© JUNGE FREIHEIT Verlag GmbH & Co. www.jungefreiheit.de 13/18 / 23. März 2018

CD-Kritik: Franz Schubert – Christian Gerhaher
Der Liedererzähler
Jens Knorr

In Schuberts zwei beziehungsweise drei Liederzyklen suchen moderne Interpreten sich ihrer künstlerischen Biographie zu versichern. Vierzehn Jahre nach ihrer ersten Aufnahme haben Bariton Christian Gerhaher und Pianist Gerold Huber „Die schöne Müllerin“ erneut eingespielt.

Der Musikkritiker Jürgen Kesting hat Gerhaher als Antipoden zu Mat-

thias Goerne, aber auch zu Ian Bostridge beschrieben. Stellt des einen Gefühligkeit alle Tempi still, hält des anderen Reflexion, Schuberts Ironie und Sarkasmus zu seiten, die Lieder in dialektischer Bewegung, so erzählt sie der dritte, Gerhaher, empfindsam nach.

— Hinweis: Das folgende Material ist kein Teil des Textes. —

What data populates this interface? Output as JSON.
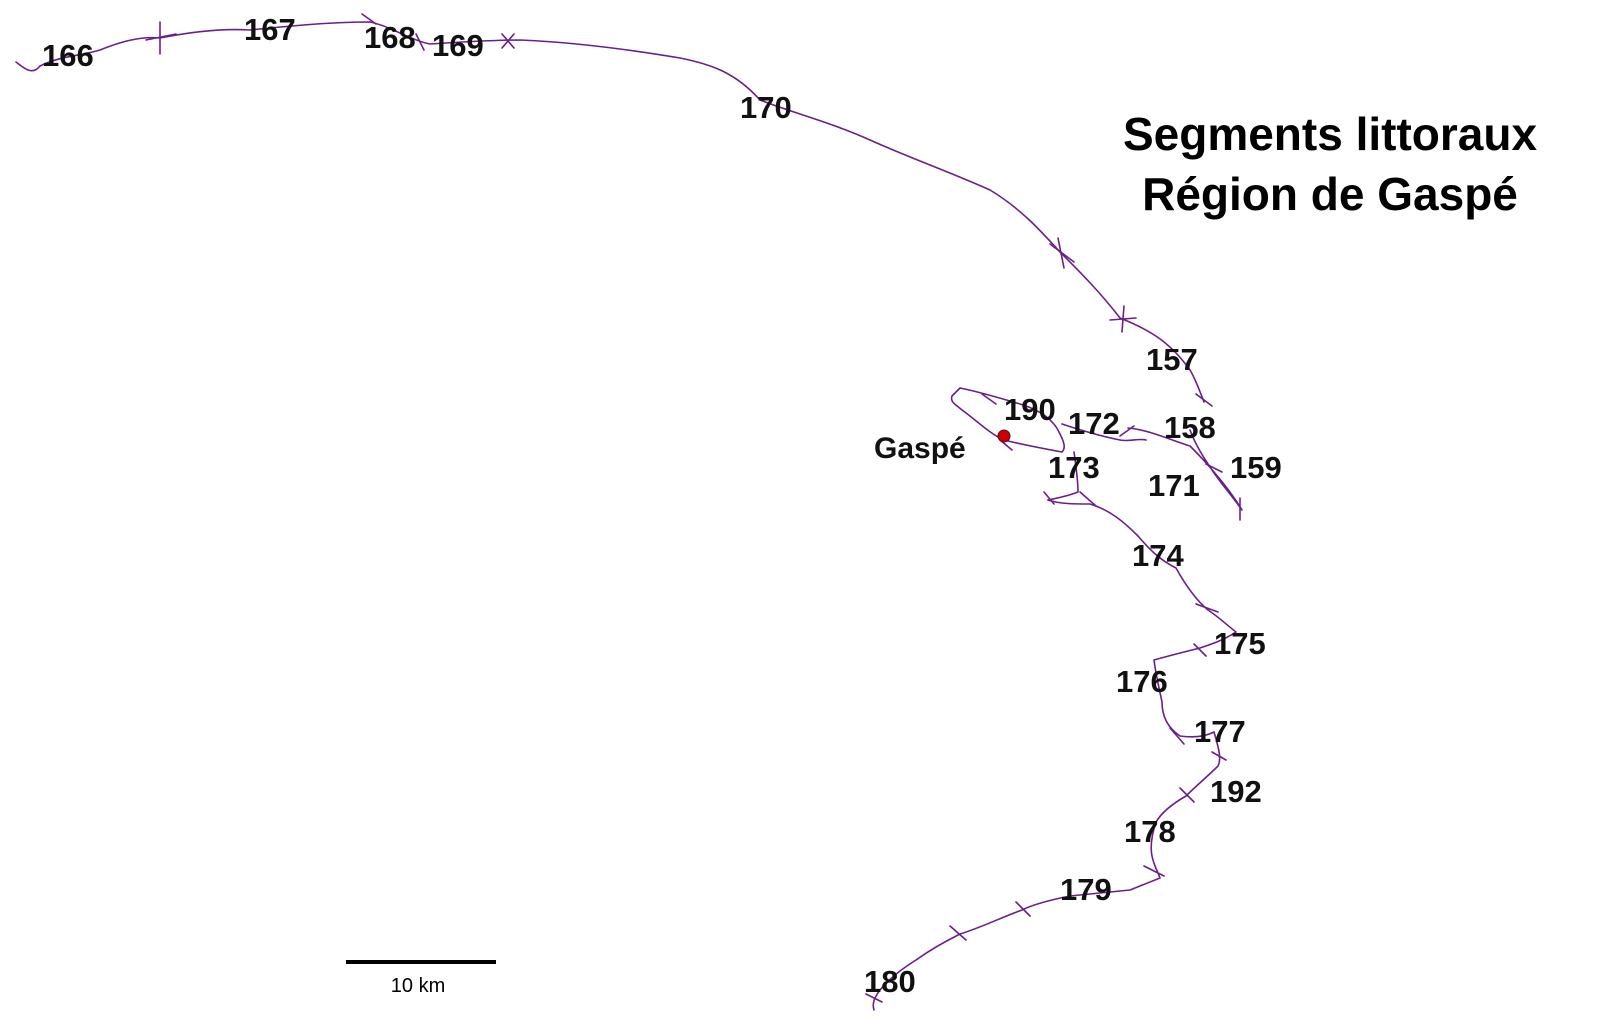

Gerhahers Stimme hat einigen Schimmer verloren, ihr Träger einige Gestaltungskraft gewonnen, wobei die Stimme, nimmt er sie zurück, vielleicht zu sehr entspannt und energiereduziert klingt. Er verfällt nicht der Rolle, sparsame Kommentare sind auszuhören – aus dem Gesungenen, nicht aus dem Gesprochenen.

Schuberts Gesellschaftsdiagnose reduziert Gerhaher auf ein „ausgefeiltes Psychopathogramm“ des Müllerburschen, wozu er die fünf von Schubert nicht komponierten Lieder Wilhelm Müllers als Korrektive heranzieht. Hätte er sie, gleich Schubert, ausgelassen, zumal der Rezitator Gerhaher dem Sänger Gerhaher deutlich unterlegen ist, dann hätte er sich für die Welthaltigkeit einiger der komponierten Zeit nehmen können.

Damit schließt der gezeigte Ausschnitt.